Tetsumi Kudo was making work that processed the trauma of modernity through a lens of dark, often grotesque transformation. His installations and objects engaged with themes of pollution, mutation, and the consequences of industrial civilization in ways that felt prophetic at the time and remain unsettling now. Around the same time, Sadamasa Motonaga, another Gutai member, was developing a far more lyrical and sensuous approach, working with flowing pigment and transparent materials that seemed to capture light in a state of suspension. The range between Kudo and Motonaga alone gives a sense of how capacious postwar Japanese art actually was.

Kishio Suga
Kinsa-nairi
By the late 1960s and into the 1970s, a new conceptual tendency known as Mono ha, or 'School of Things,' was reshaping the conversation entirely. Where Gutai had emphasized action and the trace of the body, Mono ha artists were interested in the raw encounter between materials and space, in the gaps and tensions that arise when stone meets glass, or rope lies across a concrete floor. Kishio Suga was one of the central figures in this tendency, producing works that ask the viewer to reconsider perception itself, to notice the weight and presence of things that usually go unremarked. His practice carries a meditative quality that connects it to Japanese philosophical traditions while remaining fully engaged with the international language of Arte Povera and post Minimalism.
Photography also played a pivotal role in constructing the visual culture of postwar Japan, and no photographer captured its psychological complexity more precisely than Eikoh Hosoe. His collaborations with the writer Yukio Mishima, the dancer Tatsumi Hijikata, and other figures from the avant garde produced images of extraordinary intensity, exploring the body as a site of transformation, eroticism, and mortal vulnerability. His 1963 series 'Barakei,' known in English as 'Ordeal by Roses,' remains one of the defining artistic documents of the era. Hosoe understood that photography could bear the full weight of cultural crisis, and the work on The Collection reflects that ambition.

Eikoh Hosoe
Barakei Shinshuban – Ordeal by Roses Re-Edited
What makes postwar Japanese art so enduringly significant is the seriousness with which these artists approached fundamental questions. They were not making aesthetic choices in a vacuum. They were responding to the bomb, to occupation, to rapid industrialization, to the collision between a deeply rooted cultural inheritance and a violently disrupted present. The answers they found were not comforting, but they were honest, and honesty at that scale tends to last.
The influence of Gutai on performance art worldwide, the impact of Mono ha on subsequent generations of sculptors and installation artists, and the ongoing resonance of photographers like Hosoe in contemporary practice all testify to how much of our present these artists helped to invent. For collectors engaging with this material today, the rewards go well beyond historical importance. These works have a physical and conceptual directness that cuts through the noise of the contemporary market.
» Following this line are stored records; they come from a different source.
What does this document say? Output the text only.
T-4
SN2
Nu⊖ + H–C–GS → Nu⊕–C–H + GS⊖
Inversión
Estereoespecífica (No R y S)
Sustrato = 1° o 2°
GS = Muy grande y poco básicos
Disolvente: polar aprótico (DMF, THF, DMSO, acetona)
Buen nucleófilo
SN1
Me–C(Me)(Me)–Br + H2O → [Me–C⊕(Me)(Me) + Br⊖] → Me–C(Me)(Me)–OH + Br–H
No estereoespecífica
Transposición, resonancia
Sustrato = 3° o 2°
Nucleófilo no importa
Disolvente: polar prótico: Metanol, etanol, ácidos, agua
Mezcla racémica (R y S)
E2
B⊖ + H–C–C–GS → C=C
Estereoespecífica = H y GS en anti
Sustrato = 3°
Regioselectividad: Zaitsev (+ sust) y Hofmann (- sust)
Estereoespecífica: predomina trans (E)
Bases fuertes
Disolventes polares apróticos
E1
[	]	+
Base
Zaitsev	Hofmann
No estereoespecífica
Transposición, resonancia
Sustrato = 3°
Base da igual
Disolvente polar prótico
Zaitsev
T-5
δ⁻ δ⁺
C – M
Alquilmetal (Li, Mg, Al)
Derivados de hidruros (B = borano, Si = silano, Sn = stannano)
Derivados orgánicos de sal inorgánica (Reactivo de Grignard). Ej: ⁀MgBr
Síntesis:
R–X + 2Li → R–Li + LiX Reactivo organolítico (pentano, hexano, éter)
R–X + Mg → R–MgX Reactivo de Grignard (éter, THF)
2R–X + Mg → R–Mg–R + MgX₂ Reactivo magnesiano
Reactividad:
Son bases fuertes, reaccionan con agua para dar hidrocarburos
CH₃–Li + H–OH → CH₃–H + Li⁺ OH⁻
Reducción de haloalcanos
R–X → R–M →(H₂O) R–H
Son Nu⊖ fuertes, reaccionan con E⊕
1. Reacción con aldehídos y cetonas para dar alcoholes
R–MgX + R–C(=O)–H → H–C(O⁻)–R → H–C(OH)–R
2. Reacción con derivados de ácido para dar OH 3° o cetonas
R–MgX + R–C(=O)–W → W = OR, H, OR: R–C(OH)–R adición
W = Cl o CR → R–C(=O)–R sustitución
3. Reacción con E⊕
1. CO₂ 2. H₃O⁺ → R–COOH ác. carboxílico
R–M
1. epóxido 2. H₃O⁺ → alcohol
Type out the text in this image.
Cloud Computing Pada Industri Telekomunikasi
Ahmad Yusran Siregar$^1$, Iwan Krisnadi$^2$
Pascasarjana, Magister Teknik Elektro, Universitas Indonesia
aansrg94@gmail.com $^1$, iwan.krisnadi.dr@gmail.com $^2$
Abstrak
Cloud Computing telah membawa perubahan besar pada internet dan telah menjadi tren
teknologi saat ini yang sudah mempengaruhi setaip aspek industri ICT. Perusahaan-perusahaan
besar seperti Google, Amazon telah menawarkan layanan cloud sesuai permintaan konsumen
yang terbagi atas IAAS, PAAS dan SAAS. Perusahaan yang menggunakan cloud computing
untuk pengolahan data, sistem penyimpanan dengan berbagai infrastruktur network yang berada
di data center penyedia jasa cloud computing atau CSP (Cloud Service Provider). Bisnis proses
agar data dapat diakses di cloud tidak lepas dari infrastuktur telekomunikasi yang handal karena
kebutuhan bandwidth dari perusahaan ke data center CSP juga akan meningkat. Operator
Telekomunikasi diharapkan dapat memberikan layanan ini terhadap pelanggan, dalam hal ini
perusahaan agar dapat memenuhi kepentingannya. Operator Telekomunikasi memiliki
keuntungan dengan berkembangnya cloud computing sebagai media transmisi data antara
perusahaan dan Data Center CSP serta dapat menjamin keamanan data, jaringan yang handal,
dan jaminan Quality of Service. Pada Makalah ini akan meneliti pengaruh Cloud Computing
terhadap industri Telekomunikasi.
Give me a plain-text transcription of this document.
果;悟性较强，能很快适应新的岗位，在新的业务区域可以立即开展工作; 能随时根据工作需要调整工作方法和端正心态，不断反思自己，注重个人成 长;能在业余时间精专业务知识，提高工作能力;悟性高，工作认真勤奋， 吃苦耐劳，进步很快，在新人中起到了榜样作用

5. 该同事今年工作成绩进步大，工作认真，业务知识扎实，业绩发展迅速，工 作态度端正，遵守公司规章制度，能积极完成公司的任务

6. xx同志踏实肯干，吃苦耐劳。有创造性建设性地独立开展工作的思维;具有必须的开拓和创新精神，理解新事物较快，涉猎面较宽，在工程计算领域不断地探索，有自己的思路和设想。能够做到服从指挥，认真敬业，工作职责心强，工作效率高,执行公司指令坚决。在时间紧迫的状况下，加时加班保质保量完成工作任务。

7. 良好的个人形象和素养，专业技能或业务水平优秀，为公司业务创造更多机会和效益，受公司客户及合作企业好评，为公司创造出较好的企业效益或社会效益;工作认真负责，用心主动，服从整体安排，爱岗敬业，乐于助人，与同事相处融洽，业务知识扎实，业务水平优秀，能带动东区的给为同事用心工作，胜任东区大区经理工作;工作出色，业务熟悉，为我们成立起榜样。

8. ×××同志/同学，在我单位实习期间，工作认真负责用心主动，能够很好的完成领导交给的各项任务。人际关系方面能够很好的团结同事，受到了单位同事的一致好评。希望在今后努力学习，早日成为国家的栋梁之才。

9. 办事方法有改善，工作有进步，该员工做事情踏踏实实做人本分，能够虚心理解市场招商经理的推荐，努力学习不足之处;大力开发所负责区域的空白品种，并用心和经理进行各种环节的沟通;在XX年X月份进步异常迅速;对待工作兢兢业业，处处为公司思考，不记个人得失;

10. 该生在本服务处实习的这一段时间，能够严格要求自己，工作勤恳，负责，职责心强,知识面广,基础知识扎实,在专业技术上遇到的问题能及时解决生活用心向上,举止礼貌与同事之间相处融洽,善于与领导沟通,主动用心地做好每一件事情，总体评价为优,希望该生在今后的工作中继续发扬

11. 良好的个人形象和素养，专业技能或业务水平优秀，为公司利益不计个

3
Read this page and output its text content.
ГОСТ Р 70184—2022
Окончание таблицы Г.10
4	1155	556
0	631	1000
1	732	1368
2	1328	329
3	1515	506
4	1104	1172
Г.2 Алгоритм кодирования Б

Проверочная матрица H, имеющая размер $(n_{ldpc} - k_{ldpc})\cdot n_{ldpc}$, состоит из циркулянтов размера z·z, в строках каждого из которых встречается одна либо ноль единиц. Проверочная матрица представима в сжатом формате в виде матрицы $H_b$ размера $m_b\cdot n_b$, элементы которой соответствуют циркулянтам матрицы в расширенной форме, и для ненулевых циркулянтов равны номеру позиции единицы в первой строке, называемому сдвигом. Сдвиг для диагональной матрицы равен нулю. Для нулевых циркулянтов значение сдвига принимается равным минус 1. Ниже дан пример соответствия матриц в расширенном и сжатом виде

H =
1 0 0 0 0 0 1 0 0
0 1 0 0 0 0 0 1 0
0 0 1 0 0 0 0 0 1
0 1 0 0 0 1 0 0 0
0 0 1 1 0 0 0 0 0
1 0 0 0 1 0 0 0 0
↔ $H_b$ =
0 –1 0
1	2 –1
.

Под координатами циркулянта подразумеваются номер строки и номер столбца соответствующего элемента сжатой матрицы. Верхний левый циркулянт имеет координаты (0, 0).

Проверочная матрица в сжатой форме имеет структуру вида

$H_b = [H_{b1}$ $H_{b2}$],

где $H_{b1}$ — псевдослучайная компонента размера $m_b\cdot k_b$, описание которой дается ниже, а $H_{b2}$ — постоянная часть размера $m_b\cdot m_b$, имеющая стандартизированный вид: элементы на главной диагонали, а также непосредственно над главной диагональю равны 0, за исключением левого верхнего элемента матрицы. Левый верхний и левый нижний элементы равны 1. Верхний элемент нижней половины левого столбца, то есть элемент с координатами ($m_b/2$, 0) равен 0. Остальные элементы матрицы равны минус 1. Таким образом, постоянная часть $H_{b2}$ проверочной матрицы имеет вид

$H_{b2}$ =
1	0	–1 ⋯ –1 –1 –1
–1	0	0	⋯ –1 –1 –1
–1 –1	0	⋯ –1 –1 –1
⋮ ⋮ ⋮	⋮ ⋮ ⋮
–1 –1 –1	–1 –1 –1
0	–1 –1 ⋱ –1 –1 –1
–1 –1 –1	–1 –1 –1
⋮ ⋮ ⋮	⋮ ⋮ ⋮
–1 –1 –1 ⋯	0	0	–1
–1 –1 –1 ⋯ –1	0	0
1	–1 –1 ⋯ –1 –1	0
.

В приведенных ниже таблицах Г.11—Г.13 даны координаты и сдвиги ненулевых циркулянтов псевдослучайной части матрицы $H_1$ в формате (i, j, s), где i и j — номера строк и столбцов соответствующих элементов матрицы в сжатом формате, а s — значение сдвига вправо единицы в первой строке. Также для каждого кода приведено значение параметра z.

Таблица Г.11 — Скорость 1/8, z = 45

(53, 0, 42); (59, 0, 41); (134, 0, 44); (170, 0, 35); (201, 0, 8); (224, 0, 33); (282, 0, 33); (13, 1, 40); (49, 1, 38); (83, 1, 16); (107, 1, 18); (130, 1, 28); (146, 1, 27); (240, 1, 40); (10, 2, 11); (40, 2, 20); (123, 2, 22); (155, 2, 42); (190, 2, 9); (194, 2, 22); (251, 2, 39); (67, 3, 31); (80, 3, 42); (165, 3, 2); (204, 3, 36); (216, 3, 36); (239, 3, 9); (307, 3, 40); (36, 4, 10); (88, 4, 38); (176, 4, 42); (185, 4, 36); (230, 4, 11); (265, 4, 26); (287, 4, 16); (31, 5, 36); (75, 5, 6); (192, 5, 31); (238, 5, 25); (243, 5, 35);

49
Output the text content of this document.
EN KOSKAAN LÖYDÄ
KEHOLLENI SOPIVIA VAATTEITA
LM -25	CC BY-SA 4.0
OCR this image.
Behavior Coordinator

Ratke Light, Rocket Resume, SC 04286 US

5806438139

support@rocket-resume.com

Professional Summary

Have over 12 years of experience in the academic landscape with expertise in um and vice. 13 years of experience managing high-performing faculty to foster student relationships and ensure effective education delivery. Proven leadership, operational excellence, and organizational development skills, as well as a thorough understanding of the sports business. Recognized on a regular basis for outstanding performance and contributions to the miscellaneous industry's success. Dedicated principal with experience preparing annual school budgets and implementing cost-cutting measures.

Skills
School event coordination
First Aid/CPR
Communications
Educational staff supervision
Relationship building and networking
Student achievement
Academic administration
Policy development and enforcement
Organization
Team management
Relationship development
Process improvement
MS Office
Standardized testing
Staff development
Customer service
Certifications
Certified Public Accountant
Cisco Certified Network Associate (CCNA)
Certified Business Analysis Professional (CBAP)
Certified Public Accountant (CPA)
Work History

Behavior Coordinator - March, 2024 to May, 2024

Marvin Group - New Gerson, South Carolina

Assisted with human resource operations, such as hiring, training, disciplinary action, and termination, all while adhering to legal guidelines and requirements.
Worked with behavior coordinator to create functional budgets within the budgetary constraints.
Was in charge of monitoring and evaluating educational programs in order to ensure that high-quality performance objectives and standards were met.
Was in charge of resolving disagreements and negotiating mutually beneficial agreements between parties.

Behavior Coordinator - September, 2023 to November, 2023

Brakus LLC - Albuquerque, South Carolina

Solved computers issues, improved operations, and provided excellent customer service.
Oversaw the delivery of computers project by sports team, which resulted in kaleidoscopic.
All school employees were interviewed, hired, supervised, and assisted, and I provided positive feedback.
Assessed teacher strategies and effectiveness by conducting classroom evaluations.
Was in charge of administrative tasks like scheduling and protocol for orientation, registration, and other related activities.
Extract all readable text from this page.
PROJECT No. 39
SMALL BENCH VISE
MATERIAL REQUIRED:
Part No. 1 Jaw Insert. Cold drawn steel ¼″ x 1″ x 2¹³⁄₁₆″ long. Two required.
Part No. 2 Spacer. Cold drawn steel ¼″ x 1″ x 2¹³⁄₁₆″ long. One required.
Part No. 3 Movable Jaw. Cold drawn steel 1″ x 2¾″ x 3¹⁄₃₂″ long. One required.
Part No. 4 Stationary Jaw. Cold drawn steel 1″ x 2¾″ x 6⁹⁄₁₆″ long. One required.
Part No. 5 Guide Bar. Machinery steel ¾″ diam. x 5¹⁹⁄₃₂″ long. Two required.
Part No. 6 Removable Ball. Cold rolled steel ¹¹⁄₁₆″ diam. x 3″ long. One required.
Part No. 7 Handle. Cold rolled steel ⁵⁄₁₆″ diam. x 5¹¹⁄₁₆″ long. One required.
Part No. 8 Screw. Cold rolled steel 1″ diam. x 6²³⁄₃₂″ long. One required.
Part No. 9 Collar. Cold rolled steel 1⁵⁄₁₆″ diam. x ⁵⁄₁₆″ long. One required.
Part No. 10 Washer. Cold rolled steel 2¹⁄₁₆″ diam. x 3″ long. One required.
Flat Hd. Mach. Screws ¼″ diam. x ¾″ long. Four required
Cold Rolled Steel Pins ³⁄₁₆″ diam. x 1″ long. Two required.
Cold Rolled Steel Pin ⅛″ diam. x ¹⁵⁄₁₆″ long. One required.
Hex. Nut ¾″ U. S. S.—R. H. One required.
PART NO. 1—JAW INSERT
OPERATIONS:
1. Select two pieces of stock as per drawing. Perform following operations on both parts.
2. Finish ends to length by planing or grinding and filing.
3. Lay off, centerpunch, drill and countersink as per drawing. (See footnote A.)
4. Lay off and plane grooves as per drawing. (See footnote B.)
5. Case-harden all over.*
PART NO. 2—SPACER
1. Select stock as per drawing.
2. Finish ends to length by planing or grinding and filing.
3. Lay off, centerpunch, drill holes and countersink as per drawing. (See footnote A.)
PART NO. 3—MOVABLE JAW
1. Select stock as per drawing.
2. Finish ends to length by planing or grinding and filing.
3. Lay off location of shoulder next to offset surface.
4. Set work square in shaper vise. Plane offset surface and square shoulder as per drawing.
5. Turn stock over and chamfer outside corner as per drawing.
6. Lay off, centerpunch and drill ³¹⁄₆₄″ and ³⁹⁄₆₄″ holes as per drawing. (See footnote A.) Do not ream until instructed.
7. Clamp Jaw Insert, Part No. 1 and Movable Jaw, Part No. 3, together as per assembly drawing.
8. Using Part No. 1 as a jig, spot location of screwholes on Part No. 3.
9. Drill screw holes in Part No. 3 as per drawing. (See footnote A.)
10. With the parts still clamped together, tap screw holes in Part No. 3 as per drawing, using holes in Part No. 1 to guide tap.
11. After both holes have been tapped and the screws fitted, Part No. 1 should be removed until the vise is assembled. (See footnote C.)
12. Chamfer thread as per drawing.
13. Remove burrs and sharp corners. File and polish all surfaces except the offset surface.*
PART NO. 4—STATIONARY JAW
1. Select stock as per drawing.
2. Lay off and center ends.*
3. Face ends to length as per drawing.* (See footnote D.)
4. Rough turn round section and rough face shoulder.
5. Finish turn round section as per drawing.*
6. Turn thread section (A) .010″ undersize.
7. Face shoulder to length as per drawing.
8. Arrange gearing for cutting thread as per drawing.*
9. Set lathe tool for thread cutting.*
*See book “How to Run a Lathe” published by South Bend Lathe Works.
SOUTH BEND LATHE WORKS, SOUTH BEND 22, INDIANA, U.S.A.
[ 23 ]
They ask something of the viewer and give something back in proportion.
Whether you are approaching the scarred, exhilarating surfaces of a Shiraga, the spare intensity of a Saito, or the spatial questioning of a Suga, you are in the presence of art made under real pressure, by people who understood that making art was never merely a professional activity. The Collection brings together a group of artists who between them map much of what made postwar Japan one of the most important sites of artistic invention in the twentieth century. That conversation is still very much worth entering.